In the world of data visualization, Tableau stands out as a powerful tool for uncovering insights and making data-driven decisions. One of the key techniques you can use in Tableau is correlation analysis. This method helps you understand the relationship between two or more variables, which is crucial for making informed decisions in various fields, including healthcare, finance, and marketing.
What is Correlation?
Correlation refers to statistical measure that expresses the extent to which two variables move in coordination with each other.

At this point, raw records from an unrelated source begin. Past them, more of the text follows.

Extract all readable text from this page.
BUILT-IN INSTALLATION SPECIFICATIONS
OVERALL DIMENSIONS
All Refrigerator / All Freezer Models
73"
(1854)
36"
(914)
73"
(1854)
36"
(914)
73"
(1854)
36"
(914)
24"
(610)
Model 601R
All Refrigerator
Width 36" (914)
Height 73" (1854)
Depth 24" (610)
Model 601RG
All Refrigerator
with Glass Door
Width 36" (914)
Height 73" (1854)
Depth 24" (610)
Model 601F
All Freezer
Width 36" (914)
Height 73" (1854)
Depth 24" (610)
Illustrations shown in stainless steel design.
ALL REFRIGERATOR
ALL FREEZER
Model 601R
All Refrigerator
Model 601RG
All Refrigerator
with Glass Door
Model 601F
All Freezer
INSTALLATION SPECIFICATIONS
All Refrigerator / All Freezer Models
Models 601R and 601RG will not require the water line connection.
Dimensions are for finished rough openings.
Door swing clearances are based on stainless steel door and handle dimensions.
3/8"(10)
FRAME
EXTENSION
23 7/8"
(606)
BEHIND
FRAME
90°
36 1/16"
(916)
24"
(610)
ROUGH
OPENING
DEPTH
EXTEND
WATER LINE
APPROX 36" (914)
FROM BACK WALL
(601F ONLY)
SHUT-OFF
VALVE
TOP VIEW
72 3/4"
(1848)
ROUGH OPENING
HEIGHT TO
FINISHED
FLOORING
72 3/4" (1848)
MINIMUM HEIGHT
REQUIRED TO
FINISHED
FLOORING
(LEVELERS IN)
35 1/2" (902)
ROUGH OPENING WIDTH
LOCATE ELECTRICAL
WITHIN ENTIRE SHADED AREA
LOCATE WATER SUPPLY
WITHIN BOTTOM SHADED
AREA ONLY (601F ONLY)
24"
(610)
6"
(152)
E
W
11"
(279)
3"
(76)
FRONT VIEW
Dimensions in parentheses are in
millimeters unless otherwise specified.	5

The correlation coefficient, often denoted as (r), ranges from -1 to +1
Types of correlation:
Positive Correlation:
A positive correlation describes that this linear relationship is positive, and the two variables increase or decrease in the same direction.
Negative Correlation:
A negative correlation describes that this relationship line has a negative slope, and the variables change in opposite directions, i.e., one variable decrease while the other increases.
No Correlation:
No correlation describes that the variables behave very differently and thus have no linear relationship.

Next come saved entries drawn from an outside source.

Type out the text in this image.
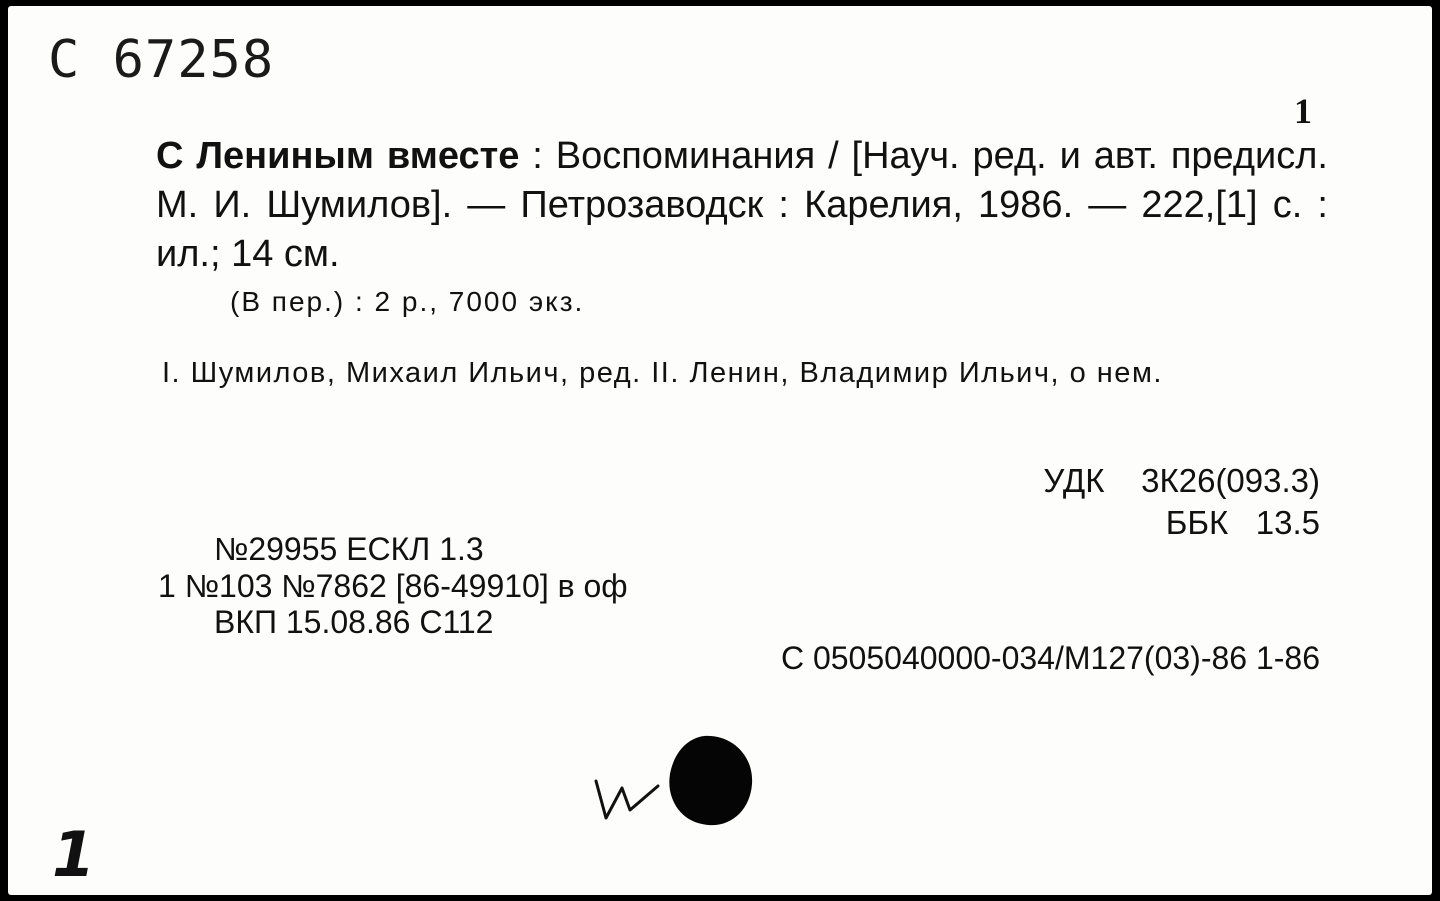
С 67258
1
С Лениным вместе : Воспоминания / [Науч. ред. и авт. предисл. М. И. Шумилов]. — Петрозаводск : Карелия, 1986. — 222,[1] с. : ил.; 14 см.
(В пер.) : 2 р., 7000 экз.
I. Шумилов, Михаил Ильич, ред. II. Ленин, Владимир Ильич, о нем.
УДК 3К26(093.3)
ББК 13.5
№29955 ЕСКЛ 1.3
1 №103 №7862 [86-49910] в оф
ВКП 15.08.86 С112
С 0505040000-034/М127(03)-86 1-86
1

How is Correlation measured?
The correlation coefficient quantifies the strength of the relationship, and it is a unit-free measure that ranges between -1 and +1 and is denoted by r. Statistical significance is indicated with a p-value. Therefore, correlations are typically written with two key numbers: r = and p =.

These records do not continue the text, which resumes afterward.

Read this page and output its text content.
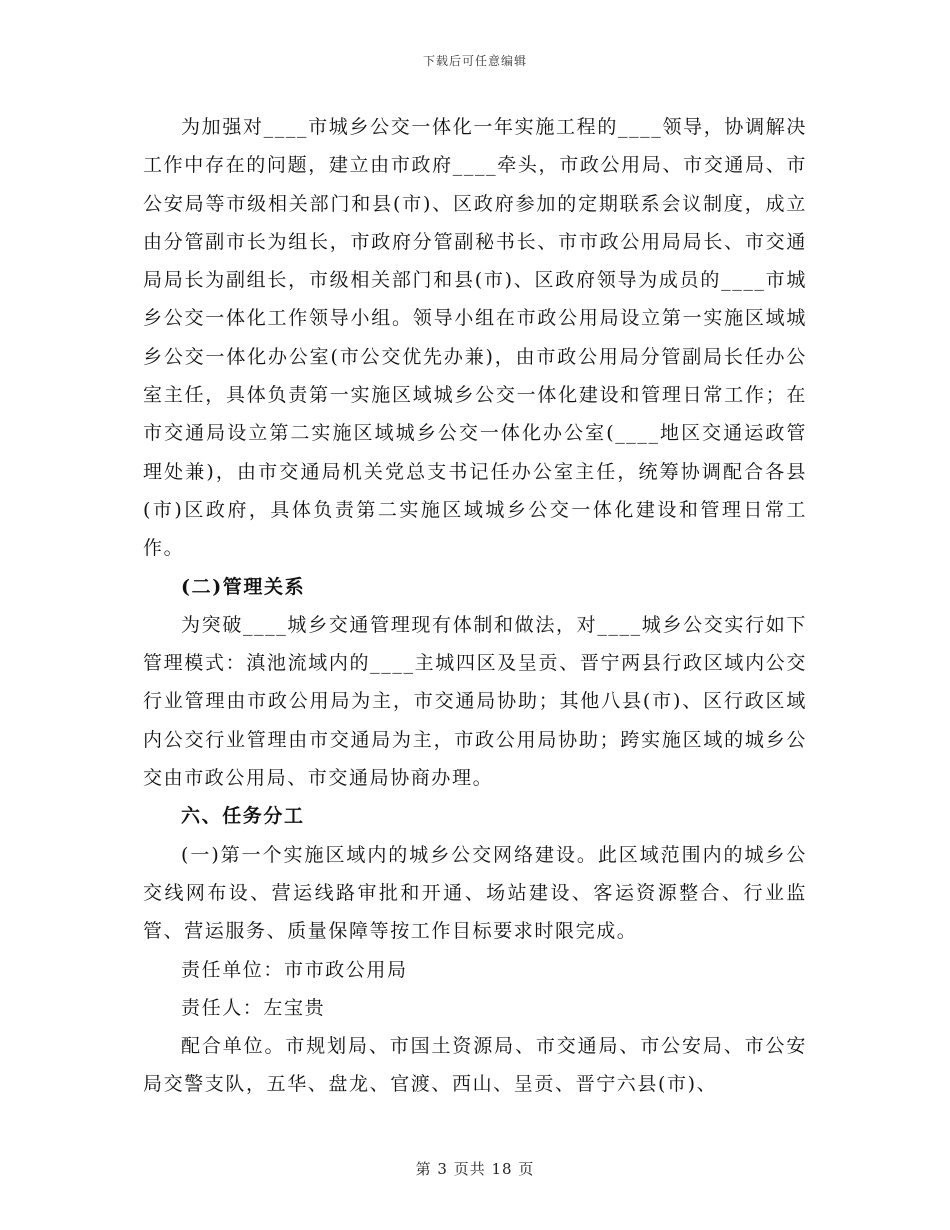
下载后可任意编辑

为加强对____市城乡公交一体化一年实施工程的____领导，协调解决工作中存在的问题，建立由市政府____牵头，市政公用局、市交通局、市公安局等市级相关部门和县(市)、区政府参加的定期联系会议制度，成立由分管副市长为组长，市政府分管副秘书长、市市政公用局局长、市交通局局长为副组长，市级相关部门和县(市)、区政府领导为成员的____市城乡公交一体化工作领导小组。领导小组在市政公用局设立第一实施区域城乡公交一体化办公室(市公交优先办兼)，由市政公用局分管副局长任办公室主任，具体负责第一实施区域城乡公交一体化建设和管理日常工作；在市交通局设立第二实施区域城乡公交一体化办公室(____地区交通运政管理处兼)，由市交通局机关党总支书记任办公室主任，统筹协调配合各县(市)区政府，具体负责第二实施区域城乡公交一体化建设和管理日常工作。

(二)管理关系

为突破____城乡交通管理现有体制和做法，对____城乡公交实行如下管理模式：滇池流域内的____主城四区及呈贡、晋宁两县行政区域内公交行业管理由市政公用局为主，市交通局协助；其他八县(市)、区行政区域内公交行业管理由市交通局为主，市政公用局协助；跨实施区域的城乡公交由市政公用局、市交通局协商办理。

六、任务分工

(一)第一个实施区域内的城乡公交网络建设。此区域范围内的城乡公交线网布设、营运线路审批和开通、场站建设、客运资源整合、行业监管、营运服务、质量保障等按工作目标要求时限完成。

责任单位：市市政公用局

责任人：左宝贵

配合单位。市规划局、市国土资源局、市交通局、市公安局、市公安局交警支队，五华、盘龙、官渡、西山、呈贡、晋宁六县(市)、

第 3 页共 18 页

The closer r to zero indicates the weaker the linear relationship.
Positive r values indicate a positive correlation.
Negative r values indicate a negative correlation.
P-value?
The p-value is defined as a measure of probability used for hypothesis testing
How to create a correlation chart in tableau using scattered plot.
In Tableau, the correlation coefficient is computed using two functions:
CORR () — Which returns the Pearson correlation coefficient of two expressions.
WINDOW_CORR () — Which returns the Pearson correlation coefficient of two expressions within a window.
For example, using this sample Health care data to create a correlation chart for two variables, Bilirubin total and Bilirubin direct.
Firstly, in tableau using CORR () function to compute Pearson correlation coefficient for Bilirubin total and Bilirubin direct. Create a calculated field (Correlation Coefficient) as shown below.
Next adding this calculation (Correlation Coefficient) to the label shelf.
Secondly to get scatter plot, Drag Bilirubin total and Bilirubin direct to rows and columns, and under marks select circle and drag Bilirubin total and Bilirubin direct to color and size and then drag the calculated field (Correlation Coefficient) to label and detail.
Finally for trend line go to Analytics tab and select trend line option under model and choose the required trend line.
Now notice that the value of Calculated field (Correlation Coefficient) is equivalent to the square root of the R-squared value.
Purpose and uses of Correlation charts:
Used to summarize data large data sets and use them as input into more advanced analyses.
Used to identify patterns in data and make predictions and decisions based on that.
Conclusion
Correlation analysis in Tableau is a powerful technique for uncovering relationships between variables. By leveraging Tableau’s built-in functions and visualization capabilities, you can gain deeper insights and make more informed decisions. Whether you’re working in healthcare, finance, or marketing, understanding correlations can help you optimize strategies and achieve better outcomes.